In those years, in that distant country, they filled the gaps. My mother struggled financially—especially after she had sent me to school abroad. Her businesses suffered under import bans. As a woman who had built a successful trade early on, it was devastating. It took her several years to find renewed success in real estate and, later, in her passion for horticulture. In the meantime, the Federal Government scholarships promised to us were delayed—and in some cases, never honoured at all.

But we were never truly alone. Because when systems failed, people did not.

Those who surrounded us rallied, especially with emotional support—not out of pity, but because they understood what it meant to belong to one another. Uncle Tony and Aunty Joan, yes—but also Mr. Echi Onyesoh, Mr. Brown Madiebo, and Alhaji Ahmadu Yaro. Men of different backgrounds and tongues, yet united by something deeper: a postwar brotherhood built around my father. None of them related to us by blood, yet each of them stood in the space where love and loyalty lived. These were friendships forged in the aftermath of war—deliberate, resilient, and enduring.

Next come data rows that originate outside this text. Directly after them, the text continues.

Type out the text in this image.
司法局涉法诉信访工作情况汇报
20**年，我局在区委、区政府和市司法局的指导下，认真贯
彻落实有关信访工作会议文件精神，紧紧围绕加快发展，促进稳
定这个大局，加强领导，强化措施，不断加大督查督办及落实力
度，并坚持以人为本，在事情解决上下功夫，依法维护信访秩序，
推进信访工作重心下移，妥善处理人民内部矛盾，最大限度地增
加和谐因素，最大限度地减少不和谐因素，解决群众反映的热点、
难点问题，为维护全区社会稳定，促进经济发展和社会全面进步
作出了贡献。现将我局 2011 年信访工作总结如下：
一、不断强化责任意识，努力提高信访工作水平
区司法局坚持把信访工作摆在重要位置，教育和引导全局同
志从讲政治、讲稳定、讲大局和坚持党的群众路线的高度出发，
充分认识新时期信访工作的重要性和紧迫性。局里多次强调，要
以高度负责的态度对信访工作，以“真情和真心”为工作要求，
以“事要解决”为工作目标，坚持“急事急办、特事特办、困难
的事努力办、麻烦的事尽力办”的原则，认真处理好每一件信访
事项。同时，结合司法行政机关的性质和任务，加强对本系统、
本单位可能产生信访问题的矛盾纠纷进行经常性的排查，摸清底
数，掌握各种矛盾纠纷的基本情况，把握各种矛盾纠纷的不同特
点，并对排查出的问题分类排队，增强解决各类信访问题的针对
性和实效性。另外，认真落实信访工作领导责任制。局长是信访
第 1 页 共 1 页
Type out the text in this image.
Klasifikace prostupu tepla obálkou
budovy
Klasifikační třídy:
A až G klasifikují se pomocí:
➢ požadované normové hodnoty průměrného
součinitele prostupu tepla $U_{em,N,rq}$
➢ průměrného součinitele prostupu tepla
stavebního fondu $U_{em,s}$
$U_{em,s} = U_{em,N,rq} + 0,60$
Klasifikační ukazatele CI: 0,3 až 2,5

Indeed, while my father was alive, collectively, their care had extended across boundaries. They supported each other’s businesses. Looked after each other’s children. They played together. They mourned together. They showed up for each other—for weddings, for naming ceremonies, for hospital visits, for ordinary days—and for unspeakable ones: the sudden deaths, the silences that follow loss.

Now, almost 50 years to the day since my father became Head of State, I find myself reflecting not just on the weight of his office, but on the quiet decisions that shaped our lives. When each of them died—Uncle Echi Onyesoh, Uncle Brown Madiebo, Baba Ahmadu Yaro, Uncle Tony, and now Aunty Joan—it felt like losing my father again. Because they were all pieces of him. Of the story we shared.

This is not just a tribute. It is a testimony to the kind of love that doesn’t seek recognition. To the kind of solidarity that carried us across continents. To the kind of friendships that made an exiled child feel at home. In this season of remembrance, I choose not only to recall what was lost, but to honour what was quietly built.

So in remembering Chukwuma’s first bike, I remember that love and friendship are never one-directional. As we bury Aunty Joan this week, I remember Uncle Tony too.

And I remember—no matter how hard it was at times—we were never alone.

And we never will be.

In remembering them both, I honour the many people—named and unnamed—who helped support us, and in doing so, helped carry our father’s legacy forward.